Harry Richman (Reichman), Manhattan nightclub host and Follies star, bought a four-year-old 36-ft. cabin cruiser named Chevalmar II. Last week he received insurance papers for it and immediately set out on a fishing cruise with Follies Girls Helen Walsh, Virginia Biddle, Gladys Glad and Miss Glad's husband, Colyumist Mark Hellinger. At Greenport, L. I., where they paused to take aboard 140 gal. of gasoline, the cruiser exploded, casting Captain White, Richman's pilot, onto the pier and spilling Miss Walsh, who was in bed, out beneath a flaming mattress. Richman rushed in through flames which burned him severely, seized Miss Walsh, jumped overboard. Miss Biddle, who was pushed with Miss Glad through the front hatch by Richman's chauffeur, was burned badly about the legs and ankles. As a commandeered car rushed Miss Walsh to the hospital, she wailed: "I don't care where I'm burned so long as it's not my face! My face is my living!" Her face and front were so badly burned she later died.
Fire destroyed the luxurious 23-room Manhattan apartment of President Cornelius Francis Kelley of Anaconda Copper Mining Co. It was closed for the summer while Mr. Kelley & family were in Butte, Mont. Strange sulphurous fumes overcame seven firemen. Estimated loss: $200,000.
Near Lawrenceburg, Tenn. an automobile containing Tennessee's Governor Henry Hollis Horton skidded, crashed into a telephone pole. The Governor's scalp was lacerated, he bled freely.
Playwright Robert Cedric Sherriff, 35, (Journey's End) announced his intention of matriculating as an undergraduate at Oxford University next autumn. Reason : "Then if I fizzle out as a writer, I shall be qualified to turn my hand to something else--possibly schoolmastering."

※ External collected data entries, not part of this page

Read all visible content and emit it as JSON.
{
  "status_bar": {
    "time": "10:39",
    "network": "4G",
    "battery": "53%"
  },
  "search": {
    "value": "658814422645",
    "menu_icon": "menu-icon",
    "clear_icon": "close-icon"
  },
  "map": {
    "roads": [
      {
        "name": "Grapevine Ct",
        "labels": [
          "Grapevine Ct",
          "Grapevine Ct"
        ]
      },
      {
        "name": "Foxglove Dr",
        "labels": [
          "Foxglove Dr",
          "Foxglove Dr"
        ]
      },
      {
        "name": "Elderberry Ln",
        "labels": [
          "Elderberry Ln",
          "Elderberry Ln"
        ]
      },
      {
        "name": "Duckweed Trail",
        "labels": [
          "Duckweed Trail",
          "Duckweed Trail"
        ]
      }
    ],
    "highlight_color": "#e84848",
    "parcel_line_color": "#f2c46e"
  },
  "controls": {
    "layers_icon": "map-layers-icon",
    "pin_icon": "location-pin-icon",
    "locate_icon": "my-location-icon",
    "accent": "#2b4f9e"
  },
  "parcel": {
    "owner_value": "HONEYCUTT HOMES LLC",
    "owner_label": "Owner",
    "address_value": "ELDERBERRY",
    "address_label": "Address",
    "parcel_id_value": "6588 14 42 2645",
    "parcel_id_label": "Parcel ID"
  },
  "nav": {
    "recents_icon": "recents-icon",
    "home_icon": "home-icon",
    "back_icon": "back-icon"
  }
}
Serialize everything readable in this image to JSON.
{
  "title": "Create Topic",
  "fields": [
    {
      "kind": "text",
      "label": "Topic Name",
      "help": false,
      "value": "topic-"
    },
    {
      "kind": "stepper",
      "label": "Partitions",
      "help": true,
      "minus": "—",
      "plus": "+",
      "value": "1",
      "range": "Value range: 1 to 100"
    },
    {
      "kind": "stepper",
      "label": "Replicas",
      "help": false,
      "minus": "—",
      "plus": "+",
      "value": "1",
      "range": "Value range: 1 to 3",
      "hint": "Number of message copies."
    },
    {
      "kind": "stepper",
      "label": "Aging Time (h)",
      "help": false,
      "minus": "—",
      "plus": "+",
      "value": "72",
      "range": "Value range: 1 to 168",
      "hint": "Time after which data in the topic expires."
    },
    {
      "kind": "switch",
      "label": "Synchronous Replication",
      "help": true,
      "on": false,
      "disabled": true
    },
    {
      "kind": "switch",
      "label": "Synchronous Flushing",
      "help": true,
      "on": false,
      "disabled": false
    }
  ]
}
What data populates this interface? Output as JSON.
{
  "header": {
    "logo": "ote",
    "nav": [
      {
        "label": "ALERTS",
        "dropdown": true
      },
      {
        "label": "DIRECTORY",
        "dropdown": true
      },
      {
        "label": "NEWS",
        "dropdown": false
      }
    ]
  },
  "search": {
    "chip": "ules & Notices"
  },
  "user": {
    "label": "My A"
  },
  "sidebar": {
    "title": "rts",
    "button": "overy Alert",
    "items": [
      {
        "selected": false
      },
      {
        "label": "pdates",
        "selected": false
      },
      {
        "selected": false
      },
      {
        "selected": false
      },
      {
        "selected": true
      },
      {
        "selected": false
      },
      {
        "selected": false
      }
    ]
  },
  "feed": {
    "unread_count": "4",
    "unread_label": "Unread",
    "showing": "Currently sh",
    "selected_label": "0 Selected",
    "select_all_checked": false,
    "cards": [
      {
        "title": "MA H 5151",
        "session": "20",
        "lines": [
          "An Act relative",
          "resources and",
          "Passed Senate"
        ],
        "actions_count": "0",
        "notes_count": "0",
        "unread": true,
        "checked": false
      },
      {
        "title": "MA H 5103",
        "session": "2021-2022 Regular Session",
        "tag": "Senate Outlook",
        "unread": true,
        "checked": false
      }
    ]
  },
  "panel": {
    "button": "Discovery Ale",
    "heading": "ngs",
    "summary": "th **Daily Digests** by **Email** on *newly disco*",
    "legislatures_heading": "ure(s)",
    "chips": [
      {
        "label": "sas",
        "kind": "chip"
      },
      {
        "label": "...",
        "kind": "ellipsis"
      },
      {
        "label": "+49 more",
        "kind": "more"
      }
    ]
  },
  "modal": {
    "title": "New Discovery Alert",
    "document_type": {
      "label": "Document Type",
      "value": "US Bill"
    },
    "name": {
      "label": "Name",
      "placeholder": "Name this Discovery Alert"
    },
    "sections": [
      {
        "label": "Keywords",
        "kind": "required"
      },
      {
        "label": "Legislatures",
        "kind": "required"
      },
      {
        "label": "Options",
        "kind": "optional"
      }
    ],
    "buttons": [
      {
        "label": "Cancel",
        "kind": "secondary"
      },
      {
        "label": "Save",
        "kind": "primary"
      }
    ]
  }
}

Mme Chinda de Mejia Colindres, wife of the Honduran president, being in need of a surgical operation which she thought could best be performed at Johns Hopkins Hospital, flew from Tegucigalpa to the U. S., held a Washington Hotel reception, proceeded to Baltimore in a White House motor car provided by President Hoover.
To the Vermont Historical Society Novelist Sinclair Lewis sent his Nobel Prize for Literature medal "as a permanent loan." Said he: "I hope the gift may serve to indicate my affection for this, my adopted State."

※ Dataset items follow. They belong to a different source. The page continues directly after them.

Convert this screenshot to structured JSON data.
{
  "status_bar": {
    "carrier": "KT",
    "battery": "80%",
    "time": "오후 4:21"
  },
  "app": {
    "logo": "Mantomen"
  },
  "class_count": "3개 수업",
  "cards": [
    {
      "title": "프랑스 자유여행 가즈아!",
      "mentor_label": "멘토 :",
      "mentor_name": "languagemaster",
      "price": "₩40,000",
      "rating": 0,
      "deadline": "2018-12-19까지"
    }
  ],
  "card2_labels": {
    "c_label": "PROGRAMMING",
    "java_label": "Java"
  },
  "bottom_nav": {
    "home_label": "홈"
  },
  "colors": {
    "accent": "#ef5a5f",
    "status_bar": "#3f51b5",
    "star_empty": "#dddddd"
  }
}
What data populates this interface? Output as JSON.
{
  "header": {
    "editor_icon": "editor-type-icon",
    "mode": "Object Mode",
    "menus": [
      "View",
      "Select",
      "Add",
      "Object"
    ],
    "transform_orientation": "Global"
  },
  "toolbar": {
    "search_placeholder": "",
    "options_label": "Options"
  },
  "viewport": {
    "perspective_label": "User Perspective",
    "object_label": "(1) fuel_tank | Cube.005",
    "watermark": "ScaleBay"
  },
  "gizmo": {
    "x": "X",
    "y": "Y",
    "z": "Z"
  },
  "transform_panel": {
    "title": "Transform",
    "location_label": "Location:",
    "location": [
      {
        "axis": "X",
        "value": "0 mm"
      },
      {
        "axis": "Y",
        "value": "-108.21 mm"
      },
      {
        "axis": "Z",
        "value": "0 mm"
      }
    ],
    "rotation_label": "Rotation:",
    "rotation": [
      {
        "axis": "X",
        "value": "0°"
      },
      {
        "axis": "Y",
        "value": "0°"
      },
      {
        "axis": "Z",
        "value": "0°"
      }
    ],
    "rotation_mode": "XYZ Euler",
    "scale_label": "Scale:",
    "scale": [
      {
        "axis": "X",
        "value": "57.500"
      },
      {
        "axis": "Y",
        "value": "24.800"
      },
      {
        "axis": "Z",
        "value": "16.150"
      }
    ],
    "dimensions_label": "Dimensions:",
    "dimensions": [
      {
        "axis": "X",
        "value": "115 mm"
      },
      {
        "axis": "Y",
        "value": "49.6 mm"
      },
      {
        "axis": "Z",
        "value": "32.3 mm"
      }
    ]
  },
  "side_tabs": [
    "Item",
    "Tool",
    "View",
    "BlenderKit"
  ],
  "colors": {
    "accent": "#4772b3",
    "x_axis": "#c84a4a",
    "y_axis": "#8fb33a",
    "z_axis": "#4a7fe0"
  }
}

Sir John Ernest Buttery Hotson, acting Governor of Bombay Presidency, was inspecting Fergusson College at Poona when a student, one Gokhale, rushed up and fired a pistol point-blank at him. The bullet struck the metal stud of a wallet just above Sir John's heart. Sir John rushed the student, overpowered him, had him arrested, went on his way.

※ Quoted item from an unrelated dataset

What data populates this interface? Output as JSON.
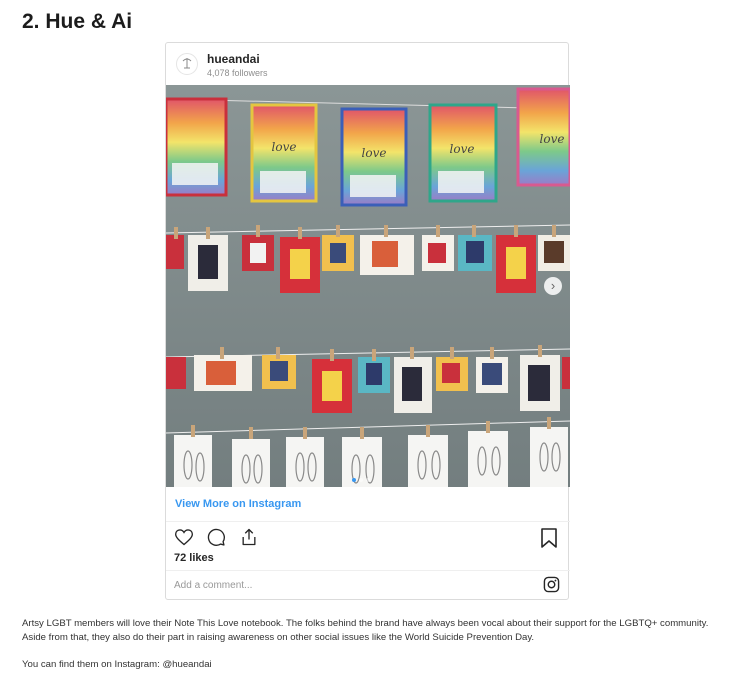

It would be possible, said Dr. Clarence Cook Little, 1925-29 president of the University of Michigan, since 1929 student of mouse heredity at Bar Harbor, Me., "to pick the most reactive mice or chickens or dogs by the method we use today to pick our college students and by which we retain them. . . . Co-education is not safe at the present time. . . . Most of the problems of our American students arise from unwise or stupid use of their leisure time."
King Prajadhipok and Queen Ram-baibarni of Siam took a 7-hr, cruise in the dirigible Los Angeles over New York City, Long Island and the New Jersey coast, napped a while in the commander's cabin. In the party were a Siamese lady-in-waiting and Mrs. William B. Sayles, wife of a Brooklyn Navy Yard captain. The ladies were the first ever to ride in the Los Angeles. Next day the Siamese court left the U. S. for Canada.